The Jets can win the series with a victory on Monday.
Mathieu Perreault, Blake Wheeler and Josh Morrissey scored three Winnipeg goals in a crazy three minutes and three second stretch of the third to send the game into overtime.
Leon Draisaitl had two goals and an assist, while Zack Kassian and Jujhar Khaira also scored for Edmonton. Connor McDavid had a pair of assists in front of no fans at Bell MTS Place, where the Oilers went 4-1 in the regular season.
Connor Hellebuyck made 44 saves for the Jets while Mike Smith stopped 32-of-37 shots in defeat.
Winnipeg won Games 1 and 2 in Edmonton, taking the opener on Wednesday 4-1, then following it up with a 1-0 victory in overtime on Friday.
The Jets were bolstered by the return of Ehlers, who hadn’t played since April 24, sitting out the last 11 games of the regular season with an upper-body injury. In a remarkable comeback, his goal at 9:13 of the extra period gave the Jets a stranglehold of the series.
The Oilers jumped out to their most aggressive start of the series, and were rewarded when Draisaitl put Edmonton on the scoreboard at 6:33 of the first period, pulling the puck back and wrapping it around the post past a sprawled Jets netminder Hellebuyck.
The lead was Edmonton’s first of the series since early in Game 1, and only their second goal since then.
Draisaitl doubled the Oilers’ lead at 9:10 of the first on a two-man advantage, lurking outside a scramble inside of the net, then slotting it home – the third multi-goal playoff career game for the 29-year-old German.
The offensive outburst from Draisaitl and McDavid felt like a long time coming for nervous Oilers fans. McDavid led the NHL in scoring with 105 points while Draisaitl was second with 84, yet both had been held off the scoresheet through the first two games.
The Oilers outshot Winnipeg 17-7 in the frame.
Ehlers got Winnipeg on the board when he scored on a power play at 17:13 of the second, launching a wrist shot into the far corner past Smith.
Any Jets momentum didn’t last long. Barely a minute after Ehlers’ goal, Kassian restored Edmonton’s two-goal advantage. Kassian finished off a three-on-two with Draisaitl and McDavid, connecting on a beautiful pass from Draisaitl to snap a wrist shot past Hellebuyck.
The Oilers outshot Winnipeg 13-9 in the second.
Edmonton padded its lead at 4:43 of the third when Khaira, with his back to the net, perfectly deflected in a shot by Adam Larsson.

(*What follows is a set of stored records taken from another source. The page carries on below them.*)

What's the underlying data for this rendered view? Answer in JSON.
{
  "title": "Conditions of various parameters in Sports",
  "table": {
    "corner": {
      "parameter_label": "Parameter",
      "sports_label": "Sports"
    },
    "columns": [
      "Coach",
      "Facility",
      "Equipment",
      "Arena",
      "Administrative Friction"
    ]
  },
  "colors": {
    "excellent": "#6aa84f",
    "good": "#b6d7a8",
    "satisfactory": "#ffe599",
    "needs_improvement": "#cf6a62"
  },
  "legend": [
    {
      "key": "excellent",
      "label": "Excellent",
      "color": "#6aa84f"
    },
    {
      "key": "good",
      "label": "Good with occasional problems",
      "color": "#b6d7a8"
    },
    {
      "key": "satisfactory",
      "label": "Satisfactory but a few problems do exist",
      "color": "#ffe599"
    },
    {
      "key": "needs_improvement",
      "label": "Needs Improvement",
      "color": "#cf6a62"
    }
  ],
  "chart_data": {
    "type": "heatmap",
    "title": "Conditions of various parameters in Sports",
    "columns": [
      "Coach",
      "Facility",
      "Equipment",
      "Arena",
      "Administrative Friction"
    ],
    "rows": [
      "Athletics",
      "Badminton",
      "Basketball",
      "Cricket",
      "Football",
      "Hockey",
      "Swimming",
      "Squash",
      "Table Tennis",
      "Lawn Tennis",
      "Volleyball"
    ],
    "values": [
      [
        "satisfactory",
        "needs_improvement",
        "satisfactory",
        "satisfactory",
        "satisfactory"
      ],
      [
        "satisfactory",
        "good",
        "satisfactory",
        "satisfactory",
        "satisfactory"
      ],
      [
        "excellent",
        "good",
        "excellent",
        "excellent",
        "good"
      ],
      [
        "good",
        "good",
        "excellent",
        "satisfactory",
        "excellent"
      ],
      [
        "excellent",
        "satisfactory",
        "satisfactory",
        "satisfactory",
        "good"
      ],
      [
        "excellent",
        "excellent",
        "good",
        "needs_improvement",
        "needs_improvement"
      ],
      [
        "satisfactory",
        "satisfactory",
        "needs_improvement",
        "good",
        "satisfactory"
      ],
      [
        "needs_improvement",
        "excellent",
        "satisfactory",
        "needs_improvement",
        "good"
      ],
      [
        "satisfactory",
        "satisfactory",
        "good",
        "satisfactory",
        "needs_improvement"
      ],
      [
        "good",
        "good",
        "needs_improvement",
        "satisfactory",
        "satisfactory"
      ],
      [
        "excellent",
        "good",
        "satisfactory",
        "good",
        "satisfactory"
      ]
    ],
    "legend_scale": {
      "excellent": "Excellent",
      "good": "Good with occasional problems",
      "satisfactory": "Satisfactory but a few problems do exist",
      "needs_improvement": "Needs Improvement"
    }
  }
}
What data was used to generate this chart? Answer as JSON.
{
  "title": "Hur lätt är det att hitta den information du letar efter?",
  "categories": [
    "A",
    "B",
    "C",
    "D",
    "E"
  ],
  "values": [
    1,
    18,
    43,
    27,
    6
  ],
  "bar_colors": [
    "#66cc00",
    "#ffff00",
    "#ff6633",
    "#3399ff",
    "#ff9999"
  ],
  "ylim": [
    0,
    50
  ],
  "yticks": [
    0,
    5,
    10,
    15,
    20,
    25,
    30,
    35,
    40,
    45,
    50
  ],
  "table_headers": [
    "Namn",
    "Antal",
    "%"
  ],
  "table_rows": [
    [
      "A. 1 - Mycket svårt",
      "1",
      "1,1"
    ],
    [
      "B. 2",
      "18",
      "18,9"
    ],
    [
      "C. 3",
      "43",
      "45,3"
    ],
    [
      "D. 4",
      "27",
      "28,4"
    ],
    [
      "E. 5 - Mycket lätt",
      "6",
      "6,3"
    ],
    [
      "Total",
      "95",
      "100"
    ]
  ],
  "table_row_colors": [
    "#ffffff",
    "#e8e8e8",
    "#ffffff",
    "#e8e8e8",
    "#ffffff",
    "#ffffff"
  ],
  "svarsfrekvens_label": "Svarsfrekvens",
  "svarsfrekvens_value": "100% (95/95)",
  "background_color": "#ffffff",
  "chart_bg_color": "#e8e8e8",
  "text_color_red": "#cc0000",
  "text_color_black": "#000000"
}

Perreault breathed life into the Jets, scoring with a slap shot on a power play at 11:41 of the third. That goal sparked a wild stretch of three unanswered Jets goals. Winnipeg’s captain Wheeler sliced the difference to just a goal at 14:28, then just 16 seconds later, Morrissey scored from deep, and it was a tie game.
Edmonton outshot Winnipeg 48-37.
The Oilers (35-19-2) finished second in the North Division ahead of third-place Winnipeg (30-23-3), and took the season series 7-2. Both teams had better road records than at home. The Oilers were 19-7-2 on the road, while Winnipeg was 17-10-1.
It’s the first post-season series between the two teams since 1990, when Edmonton beat the Jets in seven games in the Smythe Division semifinals.
The NHL’s all-Canadian North Division was a necessity in a season plagued by COVID-19.
Game 4 is Monday in Winnipeg. The series heads back to Edmonton for Game 5 on Wednesday, if necessary.